Nous préférons retenir ici comme record le plus fiable les 1047,9 hPa du 3 mars 1990 à St Mary’s Airport (îles Scilly, en mer Celtique).

samedi 14 mars 2020

L’Égypte en proie aux colères de Tefnout…

Source : MétéoSuisse et ECMWF
Une puissante dépression s’est formée sur le nord-est de l’Afrique le 12 mars 2020 et a provoqué durant deux jours consécutifs de fortes précipitations en Égypte, en Israël et Cisjordanie, au Liban et en Jordanie, accompagnées de fortes rafales de vent (jusqu’à 130 km/h le 13 mars en Cisjordanie) et d’intenses tempêtes de sable dans le sud de l’Égypte, le nord du Soudan et le nord-est du Tchad. Un minimum dépressionnaire particulièrement creux (994 hPa) et très inhabituel pour cette région du monde s’est positionné au-dessus du delta du Nil le 13 mars, autour duquel se sont enroulées d’imposantes formations nuageuses convectives.

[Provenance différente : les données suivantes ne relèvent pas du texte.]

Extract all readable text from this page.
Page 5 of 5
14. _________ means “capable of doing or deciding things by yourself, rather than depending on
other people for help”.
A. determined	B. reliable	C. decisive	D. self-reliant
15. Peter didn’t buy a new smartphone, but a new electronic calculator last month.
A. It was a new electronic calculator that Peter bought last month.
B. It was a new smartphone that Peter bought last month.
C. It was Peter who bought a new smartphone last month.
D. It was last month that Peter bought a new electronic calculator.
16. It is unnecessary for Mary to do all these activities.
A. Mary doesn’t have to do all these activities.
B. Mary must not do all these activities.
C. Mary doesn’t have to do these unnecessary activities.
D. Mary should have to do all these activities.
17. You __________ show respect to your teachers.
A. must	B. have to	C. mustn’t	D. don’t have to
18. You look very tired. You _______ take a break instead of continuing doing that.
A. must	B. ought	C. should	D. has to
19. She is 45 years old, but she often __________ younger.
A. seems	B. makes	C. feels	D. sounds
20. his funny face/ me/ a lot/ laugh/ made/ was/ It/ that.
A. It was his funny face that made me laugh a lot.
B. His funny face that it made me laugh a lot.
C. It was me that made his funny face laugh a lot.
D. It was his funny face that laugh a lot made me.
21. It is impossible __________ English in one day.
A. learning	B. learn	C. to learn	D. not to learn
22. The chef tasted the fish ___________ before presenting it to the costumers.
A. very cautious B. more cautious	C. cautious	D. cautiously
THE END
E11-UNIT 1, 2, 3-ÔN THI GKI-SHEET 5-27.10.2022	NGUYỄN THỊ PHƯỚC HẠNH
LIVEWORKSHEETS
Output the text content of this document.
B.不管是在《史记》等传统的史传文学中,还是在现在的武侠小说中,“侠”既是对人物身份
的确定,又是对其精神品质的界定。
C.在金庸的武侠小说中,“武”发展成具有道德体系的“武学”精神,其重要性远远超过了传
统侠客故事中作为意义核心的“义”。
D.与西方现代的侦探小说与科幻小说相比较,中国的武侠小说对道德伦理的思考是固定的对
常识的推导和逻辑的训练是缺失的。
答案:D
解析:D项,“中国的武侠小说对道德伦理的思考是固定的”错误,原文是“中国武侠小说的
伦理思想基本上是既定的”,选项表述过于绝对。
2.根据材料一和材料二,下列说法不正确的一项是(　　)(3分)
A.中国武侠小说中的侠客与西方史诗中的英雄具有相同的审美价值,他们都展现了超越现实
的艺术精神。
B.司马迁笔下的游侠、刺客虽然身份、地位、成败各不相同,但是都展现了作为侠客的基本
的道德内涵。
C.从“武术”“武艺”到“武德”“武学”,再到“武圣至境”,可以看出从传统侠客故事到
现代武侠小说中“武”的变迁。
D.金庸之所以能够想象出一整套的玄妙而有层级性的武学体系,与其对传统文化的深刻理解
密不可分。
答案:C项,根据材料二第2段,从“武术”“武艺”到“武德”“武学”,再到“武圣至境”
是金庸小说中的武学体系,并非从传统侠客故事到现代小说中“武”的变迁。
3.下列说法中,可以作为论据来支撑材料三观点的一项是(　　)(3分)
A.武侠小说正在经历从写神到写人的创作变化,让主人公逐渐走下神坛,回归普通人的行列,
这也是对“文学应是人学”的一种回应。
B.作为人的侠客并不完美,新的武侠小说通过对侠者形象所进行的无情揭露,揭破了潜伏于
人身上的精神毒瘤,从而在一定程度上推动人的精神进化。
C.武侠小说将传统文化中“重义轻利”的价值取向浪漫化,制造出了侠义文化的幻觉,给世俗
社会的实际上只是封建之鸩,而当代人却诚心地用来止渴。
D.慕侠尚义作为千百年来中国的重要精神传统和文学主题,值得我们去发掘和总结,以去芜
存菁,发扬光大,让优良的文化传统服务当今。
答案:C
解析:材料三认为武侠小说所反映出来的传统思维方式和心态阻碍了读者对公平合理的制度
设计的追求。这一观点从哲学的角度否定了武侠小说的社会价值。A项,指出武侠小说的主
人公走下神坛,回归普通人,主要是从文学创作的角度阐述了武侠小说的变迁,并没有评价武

En Égypte, il est tombé 64,7 mm en 2 jours les 12 et 13 mars à l’aéroport du Caire (dont 45,0 mm en 24h, un record), soit l’équivalent de plus de 2 fois la pluviométrie moyenne annuelle (25 mm/an [24,7 mm selon la moyenne 1971-2000 et 26,0 mm selon la moyenne 1961-1990]) et 16 fois la pluviométrie moyenne mensuelle (4 mm) pour la capitale égyptienne !
On a également relevé 43 mm en 24h à Port-Saïd (pour une moyenne annuelle de 83,8 mm et une moyenne mensuelle de 10 mm), 32 mm à El-Dabaa, 28 mm à Alexandrie, 18 mm à Ras Sudr à l’ouest du Sinaï et 12 mm à El‑Tor dans le sud de la péninsule égyptienne.

Les colères de Tefnout (déesse de la pluie dans la mythologie égyptienne, représentée sous la forme d’une femme avec une tête de lionne coiffée d’un disque solaire) ont fait une vingtaine de victimes en Égypte, principalement dans les inondations qui ont touché l’agglomération du Caire.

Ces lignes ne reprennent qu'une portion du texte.